BRR: What’s the growth number you are targeting for NIT in terms of unit holders?
AA: I would like growth to be in double digits.
BRR: What new products do you think NIT could be offering, or what new products could we see in the industry over the next two years?
AA: We are launching an asset allocation fund which is in the final stages of approval with the SECP. We believe that this is an opportune time to launch that simply because it allows fund managers the discretion to move between fixed income and equities. We are also hoping to be the first or among the first to launch an ETF. We have applied for it to the SECP and are waiting for SECP’s ETF regulations to be approved. Everything is ready from our end. It is going to be called NIT Gateway ETF. We will start with five stocks, which will be of different sectors to give an overall representation of the market.
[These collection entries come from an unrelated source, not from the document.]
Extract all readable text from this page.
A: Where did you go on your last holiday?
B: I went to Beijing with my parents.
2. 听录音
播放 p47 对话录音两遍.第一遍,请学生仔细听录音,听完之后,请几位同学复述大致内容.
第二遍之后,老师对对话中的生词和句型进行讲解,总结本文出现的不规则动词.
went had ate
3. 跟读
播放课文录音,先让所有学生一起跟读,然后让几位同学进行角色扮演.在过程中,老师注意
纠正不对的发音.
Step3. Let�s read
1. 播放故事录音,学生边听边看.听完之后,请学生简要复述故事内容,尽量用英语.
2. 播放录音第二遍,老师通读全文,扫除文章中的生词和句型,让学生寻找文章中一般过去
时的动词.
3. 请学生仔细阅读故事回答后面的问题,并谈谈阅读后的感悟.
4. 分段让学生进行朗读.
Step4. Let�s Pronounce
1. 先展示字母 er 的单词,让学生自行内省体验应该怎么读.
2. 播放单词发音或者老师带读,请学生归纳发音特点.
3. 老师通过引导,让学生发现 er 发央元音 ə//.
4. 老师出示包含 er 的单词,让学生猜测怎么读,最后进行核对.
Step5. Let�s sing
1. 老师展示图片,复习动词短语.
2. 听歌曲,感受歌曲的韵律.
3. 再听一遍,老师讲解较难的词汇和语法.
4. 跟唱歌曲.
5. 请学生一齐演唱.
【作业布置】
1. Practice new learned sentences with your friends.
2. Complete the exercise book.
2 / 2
From an industry perspective, and I certainly hope NIT can also take a lead in this, I think there is tremendous opportunity to have a startup fund. Obviously, investors need to have expertise for investing in Pakistan’s tech or startup space, which means that these should only be pitched to accredited investors. It will also need to have some regulations around that, but I think there is certainly a space for that as well, as infrastructure funds.